騎士団長は若奥様限定!?溺愛至上主義
「今までお前にも事実を隠していて、すまなかった。俺の事情に、ビアンカを巻き込むことを危惧していたんだ」
ルーカスの大きな手がビアンカの頬を優しく撫でる。その手のぬくもりを感じながら、ビアンカはそっと、彼の手に自分の手を重ねた。
「……私、ね」
「ああ」
「実は以前、王太后陛下に無礼な言動と態度をとってしまったことがあって……だからもしかしたら、それが原因で、今回命を狙われたんじゃないか……なんてことも、考えたの」
ぽつり、と。零した言葉にルーカスが眉根を寄せる。そういえばあの時も、ルーカスが助けてくれたのだ。
あの時はなんとか、その場は丸く収まったものの……自分に真っ向から立ち向かってきたビアンカを、王太后は決して良くは思わなかったはず。
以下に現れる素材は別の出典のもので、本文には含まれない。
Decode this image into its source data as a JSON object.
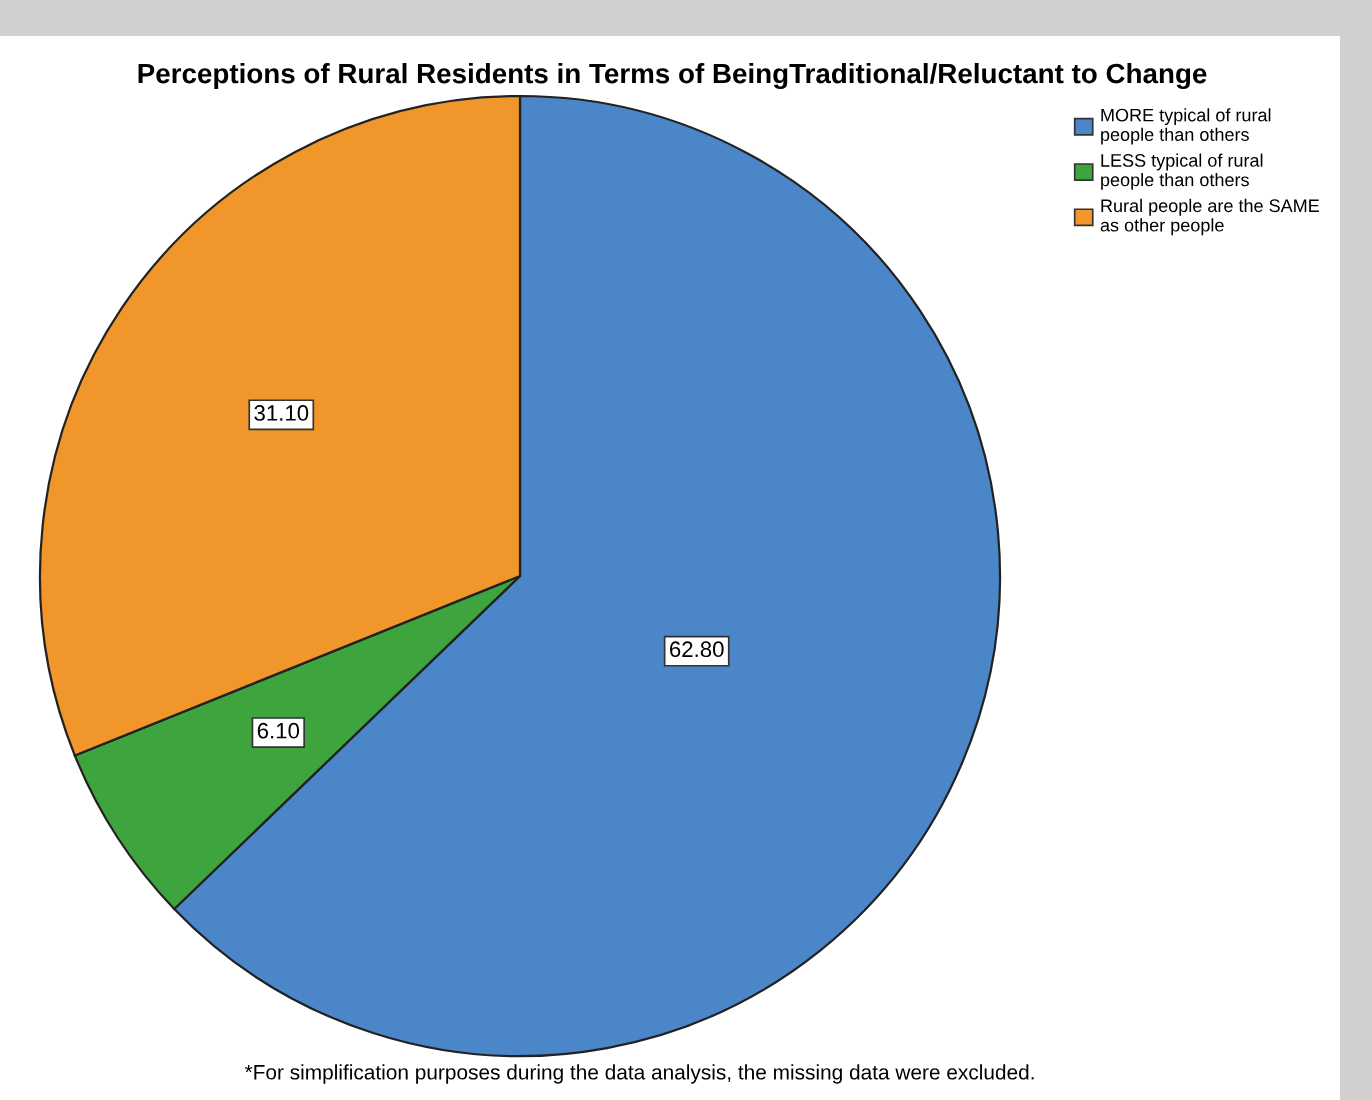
{
  "chart_data": {
    "type": "pie",
    "title": "Perceptions of Rural Residents in Terms of BeingTraditional/Reluctant to Change",
    "categories": [
      "MORE typical of rural people than others",
      "LESS typical of rural people than others",
      "Rural people are the SAME as other people"
    ],
    "values": [
      62.8,
      6.1,
      31.1
    ],
    "value_labels": [
      "62.80",
      "6.10",
      "31.10"
    ],
    "colors": [
      "#4a86c8",
      "#3ea53e",
      "#f0962a"
    ],
    "legend": "top right",
    "annotations": [
      "*For simplification purposes during the data analysis, the missing data were excluded."
    ]
  }
}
「あの程度のことで命まで狙われるのかと思ったら……少し、怖いなとは思うけど」
苦笑いを零すと、ルーカスがフッと息を零して笑った。呆れたような、どこか安心したような表情だ。
その笑顔にビアンカは、つい首を傾げてしまう。
「まぁ、それも理由の一つと考えられなくはないが……。お前が今回狙われたのは、もっと別の理由だ」
「別の理由……?」
思いもよらない言葉に、彼の綺麗な黒い瞳をジッと見つめた。
自分が狙われた、別の理由。一体自分はいつ、王太后の恨みを買ってしまったのか。
知らず知らずのうちに彼女を怒らせていたとなると、それはそれで問題だろう。